(TEMPOITALIA.IT) Il 4PTSC come additivo multifunzionale per migliorare le celle solari a perovskite di stagno-alogenuro
Un team di ricerca coreano ha raggiunto un significativo progresso nell’ambito delle celle solari a perovskite a base di stagno-alogenuro (Sn-HPs), introducendo un nuovo additivo chiamato 4-Phenylthiosemicarbazide (4PTSC). Questo composto ha dimostrato di migliorare notevolmente la crescita dei cristalli nelle perovskiti, riducendo i difetti strutturali che tradizionalmente ostacolano l’efficienza delle celle solari. Inoltre, grazie alle proprietà chimiche del 4PTSC, è stata migliorata anche la durabilità del materiale, riducendo l’ossidazione e l’infiltrazione di umidità, due problemi che affliggono le perovskiti di stagno-alogenuro.
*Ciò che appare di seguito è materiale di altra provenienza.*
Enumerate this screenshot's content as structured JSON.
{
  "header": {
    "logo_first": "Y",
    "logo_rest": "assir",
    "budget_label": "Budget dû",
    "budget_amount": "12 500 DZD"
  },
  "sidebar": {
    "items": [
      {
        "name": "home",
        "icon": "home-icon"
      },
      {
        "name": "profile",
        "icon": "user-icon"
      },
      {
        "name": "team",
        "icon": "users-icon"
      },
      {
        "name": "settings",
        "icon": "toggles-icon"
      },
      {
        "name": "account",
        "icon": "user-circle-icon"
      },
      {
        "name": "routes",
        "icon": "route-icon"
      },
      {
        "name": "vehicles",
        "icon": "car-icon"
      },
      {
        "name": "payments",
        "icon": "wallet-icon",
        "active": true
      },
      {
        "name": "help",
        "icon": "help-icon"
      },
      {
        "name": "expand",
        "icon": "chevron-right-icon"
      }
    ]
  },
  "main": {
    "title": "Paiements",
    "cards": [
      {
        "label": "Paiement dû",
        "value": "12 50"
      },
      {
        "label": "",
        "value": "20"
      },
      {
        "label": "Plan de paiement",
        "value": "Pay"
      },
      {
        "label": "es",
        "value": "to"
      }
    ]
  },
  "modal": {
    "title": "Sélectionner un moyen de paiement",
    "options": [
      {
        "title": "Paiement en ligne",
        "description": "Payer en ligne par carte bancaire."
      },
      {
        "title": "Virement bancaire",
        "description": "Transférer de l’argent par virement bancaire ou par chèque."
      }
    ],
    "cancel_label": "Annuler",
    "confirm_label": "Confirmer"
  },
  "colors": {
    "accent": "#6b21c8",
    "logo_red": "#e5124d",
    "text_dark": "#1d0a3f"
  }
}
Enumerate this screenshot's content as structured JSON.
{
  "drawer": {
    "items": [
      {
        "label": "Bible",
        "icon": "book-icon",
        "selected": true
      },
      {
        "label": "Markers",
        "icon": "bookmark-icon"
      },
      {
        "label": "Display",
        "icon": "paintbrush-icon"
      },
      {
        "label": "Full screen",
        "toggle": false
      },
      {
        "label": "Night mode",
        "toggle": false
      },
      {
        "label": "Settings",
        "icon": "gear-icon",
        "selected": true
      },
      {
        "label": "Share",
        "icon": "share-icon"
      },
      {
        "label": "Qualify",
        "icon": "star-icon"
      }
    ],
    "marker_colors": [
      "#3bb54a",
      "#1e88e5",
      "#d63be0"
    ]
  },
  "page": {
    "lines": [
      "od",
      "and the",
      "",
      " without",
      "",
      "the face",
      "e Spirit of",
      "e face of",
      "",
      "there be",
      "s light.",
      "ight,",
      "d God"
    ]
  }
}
Le perovskiti sono materiali promettenti per il settore fotovoltaico grazie al loro potenziale per una produzione a basso costo e ad alta efficienza. In particolare, le perovskiti a base di stagno-alogenuro rappresentano un’alternativa più ecologica rispetto alle perovskiti a base di piombo, che sono altamente performanti ma anche tossiche. Tuttavia, le celle solari a perovskite di stagno-alogenuro affrontano sfide significative, come la cristallizzazione disordinata e la scarsa stabilità, che ne limitano l’efficienza e la durata.
Il ruolo del 4PTSC
Il 4PTSC agisce come ligando di coordinazione, regolando il processo di crescita cristallina e minimizzando la formazione di difetti. L’anello fenilico π-coniugato presente nella molecola di 4PTSC promuove una crescita cristallina orientata, mentre i siti nucleofili –NH2 impediscono l’ossidazione dello SnI2 e la migrazione degli ioni, migliorando così la stabilità delle celle solari. Inoltre, il 4PTSC passiva eventuali difetti che si formano, proteggendo la superficie della perovskite e prevenendo reazioni indesiderate.
Risultati eccezionali
Grazie a questo additivo, il team è riuscito a produrre celle solari con un’efficienza di picco del 12,22% e una tensione a circuito aperto migliorata di 0,94 V. Queste celle solari hanno mostrato una stabilità a lungo termine impressionante, mantenendo quasi il 100% dell’efficienza iniziale dopo 500 ore e circa l’80% dopo 1200 ore in condizioni ambientali, senza alcuna incapsulazione. Questo rappresenta un miglioramento significativo rispetto ai dispositivi di controllo, che mostravano un degrado marcato entro le prime 300 ore.
Implicazioni future
I risultati di questo studio indicano che le celle solari a perovskite di stagno-alogenuro, grazie all’introduzione del 4PTSC, potrebbero diventare una soluzione più economica e duratura per il mercato dell’energia solare. Questa tecnologia ha il potenziale per rendere l’energia solare più accessibile, contribuendo agli obiettivi di sostenibilità e offrendo una risposta efficace alle sfide poste dalla crisi energetica e dai cambiamenti climatici. (TEMPOITALIA.IT)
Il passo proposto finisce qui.